Nove traficantes que vendiam maconha, ecstasy e LSD pelo WhatsApp foram presos pela Polícia Federal na Operação Dealer, deflagrada nesta terça-feira, 12. Um alvo está foragido.

“Jovens entre 20 e 30 anos, classe média alta”, afirmou o delegado da PF Valdemar Latance Neto, sobre o perfil dos presos.

A Operação Dealer fez buscas nos estados de São Paulo, Paraná, Santa Catarina, Sergipe e Minas. Todos os mandados foram expedidos, a pedido da PF, pela 4.ª Vara Criminal Federal de São Paulo.

Foto: Polícia Federal

A investigação aponta que a venda das drogas era feita em um grupo de conversa no aplicativo, que reunia vendedores e compradores. O número de integrantes do grupo variava, segundo a PF, mas chegou a ter 200 pessoas.

“A investigação se concentrou em identificar aquelas pessoas que efetivamente estavam vendendo drogas”, declarou o delegado.

Segundo Latance, as ações eram ‘coordenadas’ e o pagamento era feito por meio de transferência bancária. Os investigados serão indiciados pela prática de crimes de tráfico de drogas e associação para o tráfico de drogas, com penas de 3 a 15 anos de prisão e multa.

“No curso da investigação, um agente encoberto conseguiu adentrar esse grupo e, com autorização judicial, comprou drogas de um dos investigados. Ficou muito clara a coordenação entre eles, porque quem nos encaminhou a droga foi um outro investigado. A partir desse momento, nós percebemos que eles não agiam ali como lobos solitários, isoladamente. Eles agiam de maneira conjunta e coordenada”, relatou o delegado.

“Eles faziam entrega de formas variadas, tanto pela via postal quanto entregas combinadas pessoalmente.”

O delegado narrou que ‘a venda de drogas era contínua e tinha relação grande com festas’. “Essas drogas são muito utilizadas em festas.”

Após a deflagração da Dealer nesta terça, a investigação vai mirar na identificação do patrimônio dos traficantes e também em ‘quem financiava essa droga e na procedência da droga’.

A PF apreendeu cartões e documentos que, na avaliação dos investigadores, vão permitir ‘o rastreio de quem seria o financiador ou se eles mesmos faziam esse trabalho’.

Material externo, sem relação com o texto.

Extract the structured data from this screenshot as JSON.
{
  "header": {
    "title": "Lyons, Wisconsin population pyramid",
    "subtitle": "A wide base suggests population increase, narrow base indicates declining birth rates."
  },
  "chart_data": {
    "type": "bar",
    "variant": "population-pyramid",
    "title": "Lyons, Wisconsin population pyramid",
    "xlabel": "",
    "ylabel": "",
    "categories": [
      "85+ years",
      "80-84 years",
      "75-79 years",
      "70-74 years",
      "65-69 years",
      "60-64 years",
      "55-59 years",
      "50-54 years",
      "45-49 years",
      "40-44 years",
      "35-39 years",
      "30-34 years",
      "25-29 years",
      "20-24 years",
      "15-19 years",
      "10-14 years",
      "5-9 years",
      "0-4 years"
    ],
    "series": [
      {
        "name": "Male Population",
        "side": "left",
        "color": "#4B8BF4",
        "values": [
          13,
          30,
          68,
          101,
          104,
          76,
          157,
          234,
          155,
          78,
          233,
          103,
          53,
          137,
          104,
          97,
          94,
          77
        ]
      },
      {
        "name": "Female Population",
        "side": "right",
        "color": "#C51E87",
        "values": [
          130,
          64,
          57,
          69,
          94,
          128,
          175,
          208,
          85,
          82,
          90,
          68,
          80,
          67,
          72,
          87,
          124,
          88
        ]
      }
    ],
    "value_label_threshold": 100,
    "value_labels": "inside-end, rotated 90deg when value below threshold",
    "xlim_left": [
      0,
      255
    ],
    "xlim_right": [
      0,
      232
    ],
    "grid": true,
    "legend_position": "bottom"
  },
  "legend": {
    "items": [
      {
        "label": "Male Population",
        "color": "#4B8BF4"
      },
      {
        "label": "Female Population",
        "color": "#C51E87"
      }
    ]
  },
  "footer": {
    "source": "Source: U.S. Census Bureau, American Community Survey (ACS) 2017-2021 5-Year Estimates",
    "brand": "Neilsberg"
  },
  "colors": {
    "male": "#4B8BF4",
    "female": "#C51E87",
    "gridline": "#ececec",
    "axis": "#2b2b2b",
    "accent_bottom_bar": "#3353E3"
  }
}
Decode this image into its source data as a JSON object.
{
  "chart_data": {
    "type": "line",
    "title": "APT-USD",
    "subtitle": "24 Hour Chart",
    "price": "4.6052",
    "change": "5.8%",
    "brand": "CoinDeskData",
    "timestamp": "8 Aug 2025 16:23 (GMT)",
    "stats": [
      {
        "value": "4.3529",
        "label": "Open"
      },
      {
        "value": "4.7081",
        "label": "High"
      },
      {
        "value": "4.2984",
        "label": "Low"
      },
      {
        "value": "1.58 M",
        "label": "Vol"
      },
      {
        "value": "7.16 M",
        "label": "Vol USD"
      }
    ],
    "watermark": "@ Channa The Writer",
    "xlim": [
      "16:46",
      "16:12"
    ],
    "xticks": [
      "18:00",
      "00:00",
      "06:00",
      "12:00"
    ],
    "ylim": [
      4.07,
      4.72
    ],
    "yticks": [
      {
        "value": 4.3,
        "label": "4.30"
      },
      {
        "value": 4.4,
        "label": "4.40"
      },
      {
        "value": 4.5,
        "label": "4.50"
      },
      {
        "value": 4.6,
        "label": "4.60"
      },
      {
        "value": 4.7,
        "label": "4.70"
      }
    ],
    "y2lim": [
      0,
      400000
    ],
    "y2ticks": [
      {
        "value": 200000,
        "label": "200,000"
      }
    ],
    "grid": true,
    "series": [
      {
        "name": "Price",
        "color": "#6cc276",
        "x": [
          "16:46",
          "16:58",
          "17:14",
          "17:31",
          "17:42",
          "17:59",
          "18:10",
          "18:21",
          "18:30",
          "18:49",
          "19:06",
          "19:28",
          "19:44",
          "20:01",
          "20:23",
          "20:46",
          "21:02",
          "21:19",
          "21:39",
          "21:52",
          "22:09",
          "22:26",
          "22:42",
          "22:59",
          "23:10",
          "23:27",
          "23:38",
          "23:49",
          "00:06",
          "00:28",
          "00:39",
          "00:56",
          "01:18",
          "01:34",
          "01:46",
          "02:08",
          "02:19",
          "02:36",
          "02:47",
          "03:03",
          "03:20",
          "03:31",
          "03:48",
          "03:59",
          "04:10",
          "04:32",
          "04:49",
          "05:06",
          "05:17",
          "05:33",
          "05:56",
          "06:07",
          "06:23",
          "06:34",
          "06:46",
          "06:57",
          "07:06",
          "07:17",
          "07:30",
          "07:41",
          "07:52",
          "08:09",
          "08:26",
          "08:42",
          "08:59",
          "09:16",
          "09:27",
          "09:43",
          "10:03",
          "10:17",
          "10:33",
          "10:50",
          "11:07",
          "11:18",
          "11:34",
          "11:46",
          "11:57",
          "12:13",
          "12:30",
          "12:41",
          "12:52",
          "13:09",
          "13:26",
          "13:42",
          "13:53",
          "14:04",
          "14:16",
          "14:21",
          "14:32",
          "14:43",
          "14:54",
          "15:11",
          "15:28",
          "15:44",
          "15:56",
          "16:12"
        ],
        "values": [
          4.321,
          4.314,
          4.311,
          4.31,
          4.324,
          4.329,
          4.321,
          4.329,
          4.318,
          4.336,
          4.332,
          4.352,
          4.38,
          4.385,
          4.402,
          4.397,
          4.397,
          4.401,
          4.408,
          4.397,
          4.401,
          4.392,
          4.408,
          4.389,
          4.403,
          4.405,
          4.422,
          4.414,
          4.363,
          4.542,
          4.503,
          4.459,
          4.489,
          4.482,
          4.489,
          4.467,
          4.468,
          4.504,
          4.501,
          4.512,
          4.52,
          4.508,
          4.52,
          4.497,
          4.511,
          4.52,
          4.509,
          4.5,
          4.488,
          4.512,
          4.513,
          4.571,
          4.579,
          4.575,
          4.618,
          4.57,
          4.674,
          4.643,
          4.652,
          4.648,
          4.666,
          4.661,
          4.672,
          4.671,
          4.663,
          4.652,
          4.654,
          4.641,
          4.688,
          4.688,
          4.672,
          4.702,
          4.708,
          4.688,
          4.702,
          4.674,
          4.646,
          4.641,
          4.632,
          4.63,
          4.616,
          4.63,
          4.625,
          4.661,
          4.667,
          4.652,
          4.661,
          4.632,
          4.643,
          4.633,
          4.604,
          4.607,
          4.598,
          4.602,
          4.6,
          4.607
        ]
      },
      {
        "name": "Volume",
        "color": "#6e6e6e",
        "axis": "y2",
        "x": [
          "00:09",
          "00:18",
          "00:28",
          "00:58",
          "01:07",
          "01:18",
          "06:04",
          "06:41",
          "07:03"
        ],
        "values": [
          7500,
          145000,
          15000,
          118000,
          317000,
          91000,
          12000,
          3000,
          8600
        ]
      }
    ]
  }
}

“O agente encoberto negociou com um investigado baseado em Santa Catarina. A droga foi encaminhada do interior de São Paulo. O pagamento foi feito no nome falso utilizado por um dos investigados do interior de São Paulo. Isso mostra a coordenação entre eles. Eles faziam esse arranjo logístico para entrega da droga, combinando entre si”, afirmou Valdemar Latance Neto.

De acordo com o delegado da PF, ‘há indícios de que eles pegavam essa droga na Europa’. Foi vista atividade em redes sociais (de um dos presos) oferecendo viagens gratuitas à Europa a trabalho. Suspeita-se que essas viagens eram feitas para as pessoas irem lá buscar a droga para ele.”